Karen is the main character in my latest novel. The story is written from her point of view. Since this blog is intended to encourage others to write, I thought it might be helpful to share with you the process I used to come to “know” Karen.

I wanted Karen to be of an age where she would have a mother old enough to be going through the kind of dementia I intend to take her through in the story. Don’t misunderstand. I know dementia has no age boundaries and can happen to people who are younger than Karen’s mother, but statistics reveal (yep, they’re out there) that the aging process brings with it more likelihood of dementia.

I decided Karen’s mother was seventy-four. Initially I had her at sixty-nine –too young to have to go through this but old enough for it to be possible. When I gave Karen siblings, I bumped Granny’s age up a bit, and then to make her next birthday (which takes place during the story) a big deal, I decided on seventy-four. I haven’t told the rest of my characters yet, but I think they’re planning a big celebration for her seventy-fifth.

After considerable thought, I made Karen the middle child. That will be helpful I’ll be able to help my readers understand her through some of the interactions she has with her siblings.

I placed Karen at fifty. I have a few things in mind for her now that she’s reached the big 5-0. I also knew I wanted Karen and her hubby, Bill, to have a son who still lives at home. They only have the one child. Sorry, Karen. I know you wanted more, but this turns out to be a good thing for me since I can’t handle too many family members on the page at the same time.

How old was she when she had her son? How old is her son? He could be young and full of energy or perhaps he’s a teenager with plans of his own. I’ve lived through those years. Is there a story here? She could have had a previous marriage with no children. She and Bill could have married later or put off having children until their careers were in place.

Mrs. Davis
 Assistant Principal
After much thought, I made her son eighteen-years-old.
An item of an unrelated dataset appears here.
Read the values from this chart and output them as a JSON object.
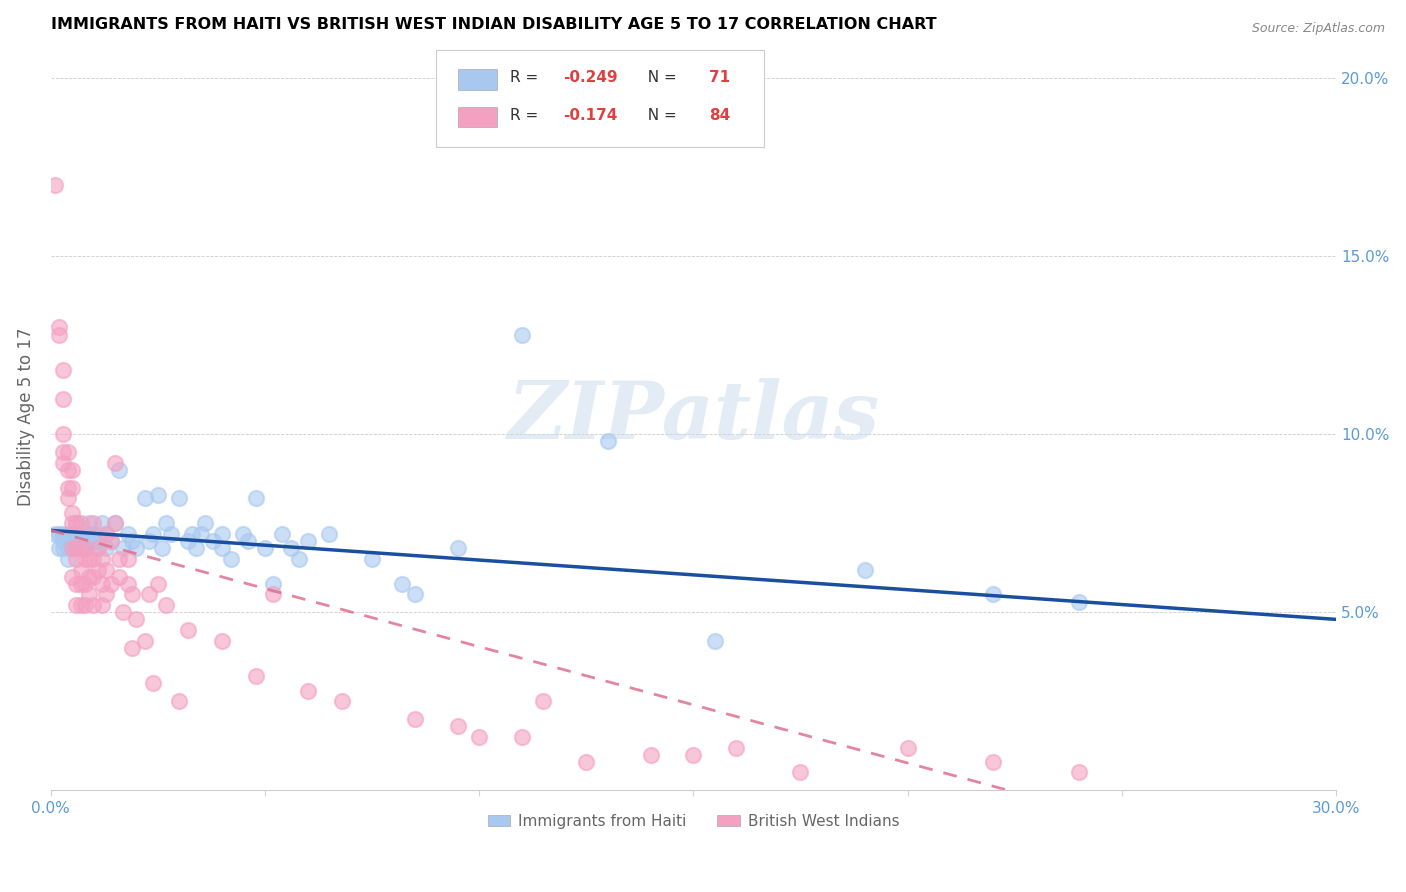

She was thirty-two when he was born. And yes, there is a story. Karen and Bill tried for three years to have a child. After several emotionally draining miscarriages, they gave up. Then six years later, Matthew William Davis, their miracle child was born.

I already know Karen is going to wrestle with issues surrounding care for her mother. It’s the crux of my story. Initially, I gave Karen a job as the administrative assistant at a local elementary school. The benefits were pretty good, but it was a job she could take or leave without much thought. So I promoted her. I decided instead, she had been a teacher and is now an assistant principal. She has ideas. Plans. She loves her work. A couple of principals in her school district are retiring this next year. Karen has high hopes to be named as Northbridge’s building Principal for the forthcoming year.

I know quite a bit about Karen. I know where she went to college, how she met her husband, her favorite foods, what she likes to do in her free time, and where she goes to church. Is all of this in the story? No. But it could show up. I put all of it on the excel spreadsheet so I can keep my facts straight. Can I change it? Of course. 

How do you create your characters? What do you need to keep in mind as you write your own story?